Nikâh kıyılmadıkça nişanlılar dinen birbirlerine yabancıdır. Kendisinden emin olmak kaydıyla erkek nişanlısının sadece el ve yüzüne bakabilir; tokalaşma, elini tutma gibi hallerden uzak durur. Yanlarında üçüncü bir şahıs olmadan başbaşa kalamazlar, gezip tozamazlar.
Söz kesmenin, yüzük takmanın İslâm hukukundaki adı “hıtbe”dir; dilimizdeki ifadesiyle nişan. Nişanın hikmeti ise, evlenmek isteyen tarafların birbirlerini yakından tanıma imkânını temin eder.
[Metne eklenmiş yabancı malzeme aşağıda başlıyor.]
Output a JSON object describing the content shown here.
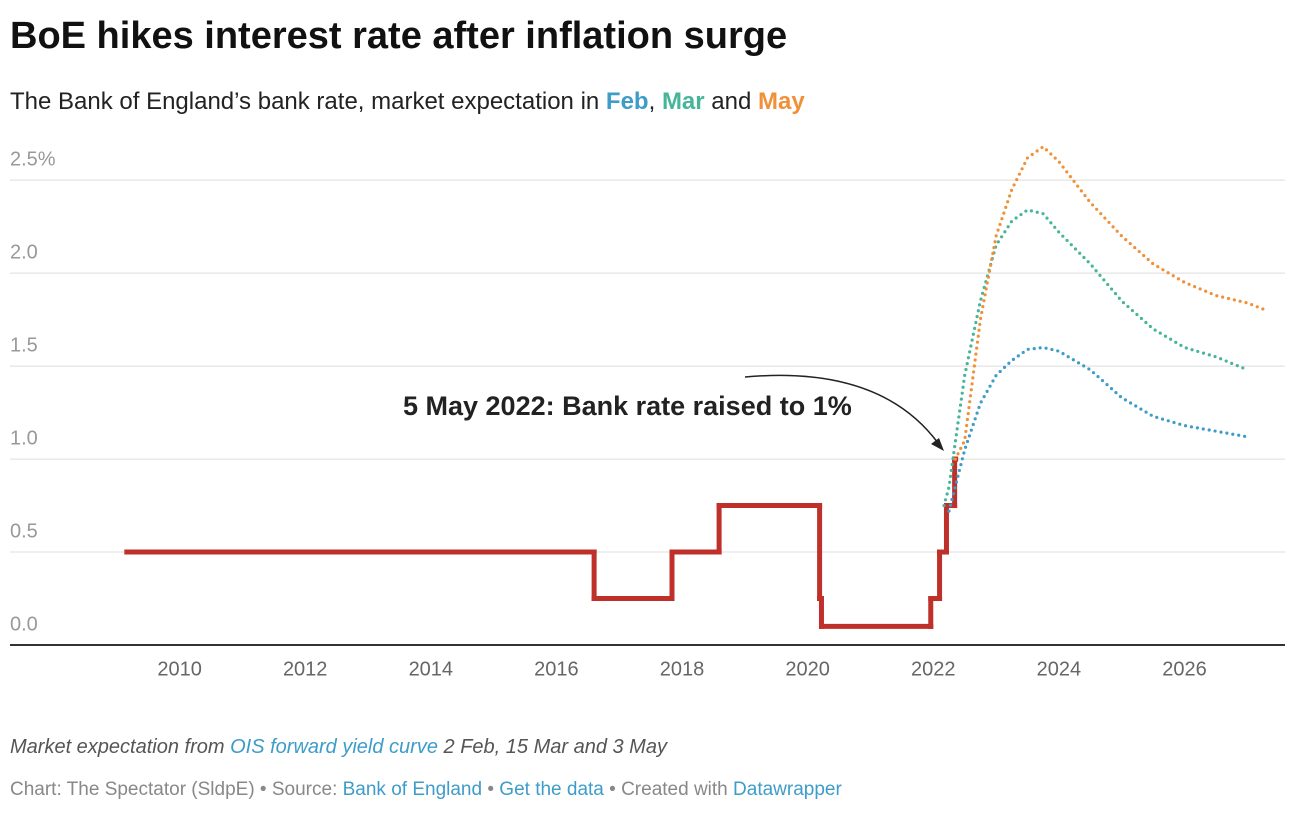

Nişanlılar ve aileler bu vesile ile birbirlerini ahlâk, alışkanlık ve eğilim itibariyle tanımaya çalışırlar. Bilindiği gibi bu tanıma ve görüşmede İslâmî çerçeve ve sünnet ölçüsünde devam eder.Taraflar geçinebilecekleri, evliliği yürütebilecekleri hususunda belli bir kanaate varırlar. Mutluluk, güven ve huzur içinde hayatlarmı sürdürebileceklerine inanırlarsa, artık karara varırlar ve gerekli hazırlıklara girişirler.
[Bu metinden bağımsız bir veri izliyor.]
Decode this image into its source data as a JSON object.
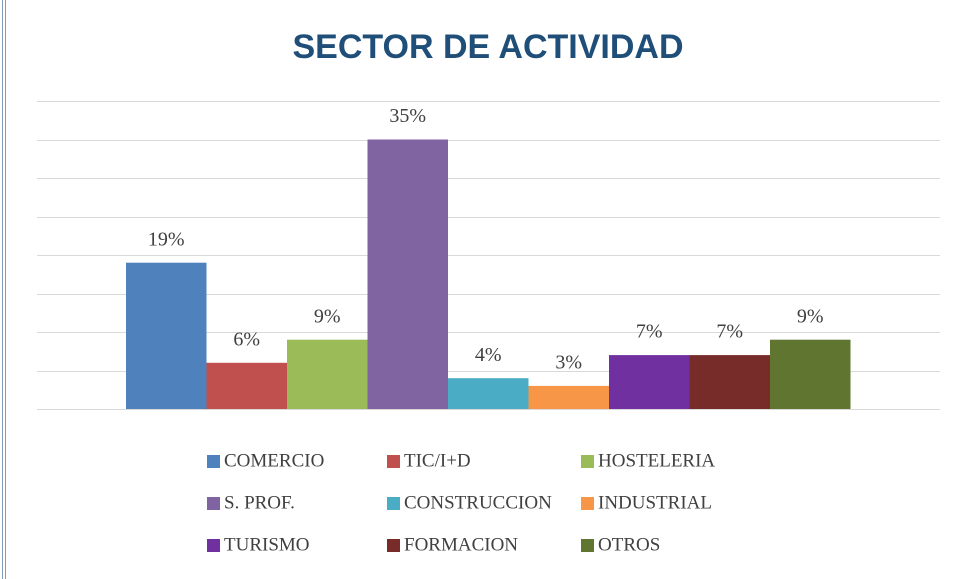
{
  "chart_data": {
    "type": "bar",
    "title": "SECTOR DE ACTIVIDAD",
    "categories": [
      null
    ],
    "series": [
      {
        "name": "COMERCIO",
        "color": "#4f81bd",
        "values": [
          19
        ],
        "value_labels": [
          "19%"
        ]
      },
      {
        "name": "TIC/I+D",
        "color": "#c0504d",
        "values": [
          6
        ],
        "value_labels": [
          "6%"
        ]
      },
      {
        "name": "HOSTELERIA",
        "color": "#9bbb59",
        "values": [
          9
        ],
        "value_labels": [
          "9%"
        ]
      },
      {
        "name": "S. PROF.",
        "color": "#8064a2",
        "values": [
          35
        ],
        "value_labels": [
          "35%"
        ]
      },
      {
        "name": "CONSTRUCCION",
        "color": "#4bacc6",
        "values": [
          4
        ],
        "value_labels": [
          "4%"
        ]
      },
      {
        "name": "INDUSTRIAL",
        "color": "#f79646",
        "values": [
          3
        ],
        "value_labels": [
          "3%"
        ]
      },
      {
        "name": "TURISMO",
        "color": "#7030a0",
        "values": [
          7
        ],
        "value_labels": [
          "7%"
        ]
      },
      {
        "name": "FORMACION",
        "color": "#772c2a",
        "values": [
          7
        ],
        "value_labels": [
          "7%"
        ]
      },
      {
        "name": "OTROS",
        "color": "#5f7530",
        "values": [
          9
        ],
        "value_labels": [
          "9%"
        ]
      }
    ],
    "ylim": [
      0,
      40
    ],
    "yticks": [
      0,
      5,
      10,
      15,
      20,
      25,
      30,
      35,
      40
    ],
    "grid": true,
    "legend": "bottom"
  }
}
Bu esnada artık söz kesilir ve âdet olduğu üzere yüzük takılır. Bu ilk adımdır. Burada unutulmaması gereken en önemli nokta nişanın, söz kesmenin, yüzük takmanın bir nikâh olmadığıdır. Yani nişan, evlilik olmayıp sadece bir evlilik vaadidir.
Nikâh kıyılmadıkça nişanlılar dinen birbirlerine yabancıdır. Kendisinden emin olmak kaydıyla erkek nişanlısının sadece el ve yüzüne bakabilir; tokalaşma, elini tutma gibi hallerden uzak durur. Yanlarında üçüncü bir şahıs olmadan başbaşa kalamazlar, gezip tozamazlar.
Burada önemli bulduğumuz için bir nakle yer vermek istiyorum:
“Evlilikten önce flört, yani birlikte gezip dolaşmak ve halka açık çeşitli yerlere gitmek şer7an yasaktır. Üstelik böyle bir beraberlikten beklenen fayda da hasıl olmaz. Çünkü nişanlılar o dönemde birbirlerine gerçek yüzlerini göstermezler. Halk arasında, ‘Her nişanlı yalan söyler’ tabiri vardır.
“Erkek bazı hususlarda aceleci davranabilir. Zira insan bazen arzularına yenilir ve bir kadınla baş başa kaldığında, nefsine karşı koyması güç olabilir. Bunun zararı da en fazla kıza dokunur. Zira böyle bir beraberliğin ardından nişan bozulduğunda şerefi ve saygınlığı lekelenmiş olur.”